Сара уже приближалась к аллее, когда заметила в темноте красную искорку. Интересно, что это за огонек? Казалось, он висит в воздухе сам по себе. Но внезапно — Сара даже вздрогнула — огонек взмыл вверх на фут-другой, разгорелся ярче, жарче, потом снова упал, бледнея, и повис в каких-нибудь двух футах от земли.
Только тогда ее осенило: да это же тлеющий кончик тонкой сигары! Тут в кустах зашелестело, и совсем рядом с Сариным показалось лицо Тола Бингли.
— Здравст… вуйте. Кто это там?
— Добрый вечер, мистер Бингли…
— Неужели это юная Сара?
— Это я.
— Ну-ну. Пришли посмотреть на праздник?
— Да… да.
Тол выступил из тени на лунный свет. Покопавшись в нагрудном кармане, он вытащил какой-то предмет и протянул ей. От Тола сильно пахло спиртным.
— Пзвольте вас угостить!
Сара заколебалась. На самом деле ей больше всего хотелось оказаться дома, на лонгборнской кухне, у теплого очага с чашкой чая.
— Хлебосольное место этот Нзерфилд. — Тол старательно выговаривал слова, но язык у него все же заплетался.
— Мне, наверное, лучше…
— Радушное место, не сравнить с тем, откуда я приехал, — продолжал он. — Ну же, просто попробуй.
Она взяла то, что он ей протягивал.
— Эт’ ром, — пояснил Тол. — Лучший ром Бингли, прямо с плантаций.
Сара отвинтила крышечку и поднесла фляжку к губам. Она не ожидала, что огонь полыхнет в горле и в носу.
— Хорошая штука, э?
Из освещенного зала донесся взрыв смеха, он пролетел над ними, стоящими вдвоем здесь, в темноте.

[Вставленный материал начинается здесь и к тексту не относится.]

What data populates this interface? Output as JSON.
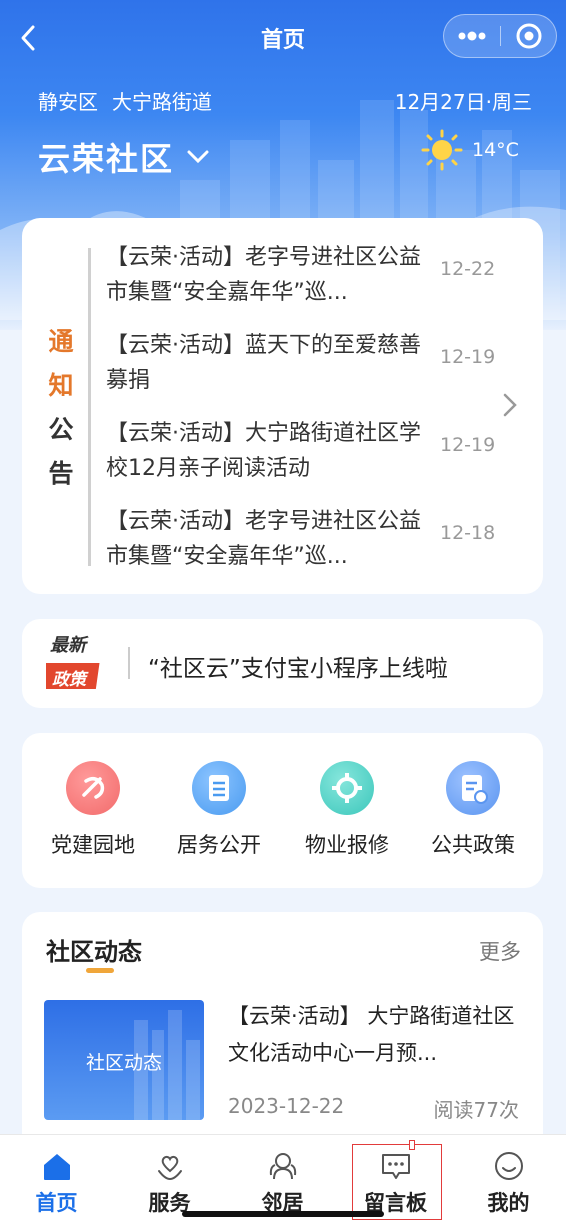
{
  "nav": {
    "title": "首页"
  },
  "location": {
    "district": "静安区",
    "street": "大宁路街道",
    "date": "12月27日·周三"
  },
  "community": {
    "name": "云荣社区"
  },
  "weather": {
    "temp": "14°C",
    "icon": "sun-icon"
  },
  "notice": {
    "tag": [
      "通",
      "知",
      "公",
      "告"
    ],
    "items": [
      {
        "title": "【云荣·活动】老字号进社区公益市集暨“安全嘉年华”巡...",
        "date": "12-22"
      },
      {
        "title": "【云荣·活动】蓝天下的至爱慈善募捐",
        "date": "12-19"
      },
      {
        "title": "【云荣·活动】大宁路街道社区学校12月亲子阅读活动",
        "date": "12-19"
      },
      {
        "title": "【云荣·活动】老字号进社区公益市集暨“安全嘉年华”巡...",
        "date": "12-18"
      }
    ]
  },
  "policy": {
    "badge_top": "最新",
    "badge_bottom": "政策",
    "text": "“社区云”支付宝小程序上线啦"
  },
  "services": [
    {
      "label": "党建园地",
      "icon": "party-emblem-icon",
      "color": "#f26b6b"
    },
    {
      "label": "居务公开",
      "icon": "document-icon",
      "color": "#4a9bf0"
    },
    {
      "label": "物业报修",
      "icon": "repair-gear-icon",
      "color": "#3cc7bb"
    },
    {
      "label": "公共政策",
      "icon": "policy-doc-icon",
      "color": "#5a95f0"
    }
  ],
  "news": {
    "heading": "社区动态",
    "more": "更多",
    "thumb_label": "社区动态",
    "item": {
      "title": "【云荣·活动】 大宁路街道社区文化活动中心一月预...",
      "date": "2023-12-22",
      "reads": "阅读77次"
    }
  },
  "tabbar": [
    {
      "label": "首页",
      "icon": "home-icon",
      "active": true
    },
    {
      "label": "服务",
      "icon": "heart-hand-icon",
      "active": false
    },
    {
      "label": "邻居",
      "icon": "neighbors-icon",
      "active": false
    },
    {
      "label": "留言板",
      "icon": "message-board-icon",
      "active": false
    },
    {
      "label": "我的",
      "icon": "smiley-icon",
      "active": false
    }
  ]
}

— Славно веселятся, — заметил Тол. Он слегка пошатнулся. Сара возвратила ему фляжку. — Глядя на них, можно пдумать, что в этом мире вообще нет других дел, как только тнцевать, пить и хохотать, да еще вкусно есс… есть. А потом прснуться в полдень, откупорить бутылочку вина — и начать все заново.
Сара пристально смотрела на него. В промокших башмаках ноги у нее совсем замерзли, ветер леденил щеки, играючи выдувал из-под капора прядки волос, щекотал уши.

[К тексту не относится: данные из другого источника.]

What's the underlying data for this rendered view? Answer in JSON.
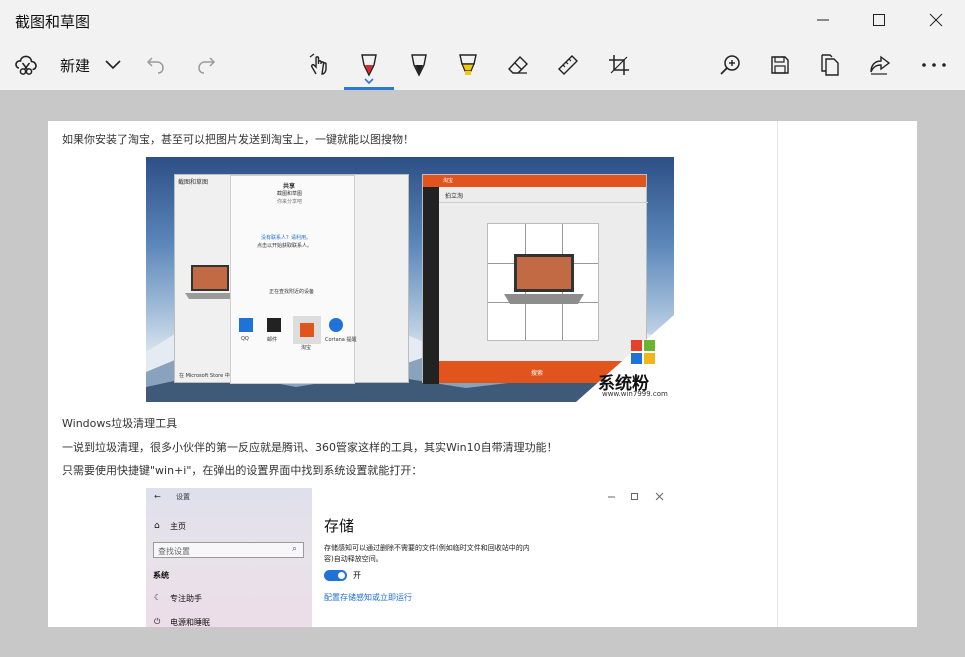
{
  "window": {
    "title": "截图和草图"
  },
  "toolbar": {
    "new_label": "新建"
  },
  "icons": {
    "minimize": "minimize-icon",
    "maximize": "maximize-icon",
    "close": "close-icon",
    "new": "snip-new-icon",
    "dropdown": "chevron-down-icon",
    "undo": "undo-icon",
    "redo": "redo-icon",
    "touch": "touch-writing-icon",
    "ballpoint": "ballpoint-pen-icon",
    "pencil": "pencil-icon",
    "highlighter": "highlighter-icon",
    "eraser": "eraser-icon",
    "ruler": "ruler-icon",
    "crop": "crop-icon",
    "zoom": "zoom-in-icon",
    "save": "save-icon",
    "copy": "copy-icon",
    "share": "share-icon",
    "more": "more-icon"
  },
  "colors": {
    "active_tool": "#2b79d6",
    "ballpoint_tip": "#d92b2b",
    "highlighter": "#f2c811",
    "taobao_orange": "#e2541d",
    "settings_toggle": "#1f73d6",
    "link": "#1f6fd0"
  },
  "document": {
    "line1": "如果你安装了淘宝，甚至可以把图片发送到淘宝上，一键就能以图搜物！",
    "line2": "Windows垃圾清理工具",
    "line3": "一说到垃圾清理，很多小伙伴的第一反应就是腾讯、360管家这样的工具，其实Win10自带清理功能！",
    "line4": "只需要使用快捷键\"win+i\"，在弹出的设置界面中找到系统设置就能打开："
  },
  "screenshot1": {
    "left_window_title": "截图和草图",
    "share_title": "共享",
    "share_sub1": "截图和草图",
    "share_sub2": "你来分享吧",
    "no_contacts": "没有联系人？请利用。",
    "no_contacts_sub": "点击以开始获取联系人。",
    "nearby": "正在查找附近的设备",
    "apps": [
      "QQ",
      "邮件",
      "淘宝",
      "Cortana 提醒"
    ],
    "store_link": "在 Microsoft Store 中获取应用",
    "taobao_window_title": "淘宝",
    "taobao_header": "拍立淘",
    "search_button": "搜索",
    "brand_name": "系统粉",
    "brand_url": "www.win7999.com"
  },
  "screenshot2": {
    "back_label": "设置",
    "home": "主页",
    "search_placeholder": "查找设置",
    "section": "系统",
    "item1": "专注助手",
    "item2": "电源和睡眠",
    "heading": "存储",
    "description_l1": "存储感知可以通过删除不需要的文件(例如临时文件和回收站中的内",
    "description_l2": "容)自动释放空间。",
    "toggle_label": "开",
    "link": "配置存储感知或立即运行"
  }
}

Птолемей, судя по всему, оседлал своего конька. Он затянулся тонкой сигарой и струйкой выпустил дым.
— Гадкие они люди по большей части, ты так не думаешь? Прямо животные.

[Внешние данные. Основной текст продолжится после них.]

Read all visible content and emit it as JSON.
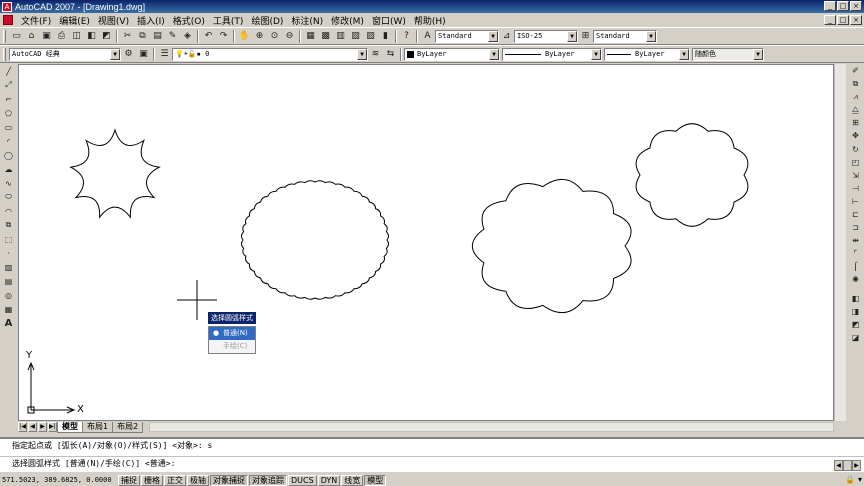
{
  "window": {
    "title": "AutoCAD 2007 - [Drawing1.dwg]",
    "controls": [
      "_",
      "□",
      "×"
    ]
  },
  "menu": [
    "文件(F)",
    "编辑(E)",
    "视图(V)",
    "插入(I)",
    "格式(O)",
    "工具(T)",
    "绘图(D)",
    "标注(N)",
    "修改(M)",
    "窗口(W)",
    "帮助(H)"
  ],
  "toolbar1": {
    "text_style": "Standard",
    "dim_style": "ISO-25",
    "table_style": "Standard"
  },
  "toolbar2": {
    "workspace": "AutoCAD 经典",
    "layer": "0",
    "color": "ByLayer",
    "linetype": "ByLayer",
    "lineweight": "ByLayer",
    "plot_style": "随颜色"
  },
  "canvas": {
    "ucs_y": "Y",
    "ucs_x": "X"
  },
  "tooltip": "选择圆弧样式",
  "context_menu": {
    "items": [
      {
        "label": "普通(N)",
        "selected": true
      },
      {
        "label": "手绘(C)",
        "selected": false
      }
    ]
  },
  "layout_tabs": [
    "模型",
    "布局1",
    "布局2"
  ],
  "command": {
    "history": "指定起点或 [弧长(A)/对象(O)/样式(S)] <对象>: s",
    "prompt": "选择圆弧样式 [普通(N)/手绘(C)] <普通>:"
  },
  "status": {
    "coordinates": "571.5023, 389.6825, 0.0000",
    "buttons": [
      "捕捉",
      "栅格",
      "正交",
      "极轴",
      "对象捕捉",
      "对象追踪",
      "DUCS",
      "DYN",
      "线宽",
      "模型"
    ],
    "on": [
      "对象捕捉",
      "对象追踪",
      "模型"
    ]
  }
}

Сара растерянно моргнула. Точнее, медленно прикрыла глаза, и тут же голова у нее пошла кругом, а к горлу подкатила тошнота. Она судорожно глотнула.
— Только на то и годятся, чтобы доить их, стричь шерсть и пускать на окорока, — продолжал Тол.
Он снова протянул Саре фляжку. Она потрясла головой, пытаясь вернуть ясность мыслям, ей казалось, что кто-то снял крышку с глиняного кувшина, оттуда вылетела туча мух и с жужжанием принялась виться вокруг нее.
— Но мы-то с тобой, Сара, мы с тобой знаем, что к чему.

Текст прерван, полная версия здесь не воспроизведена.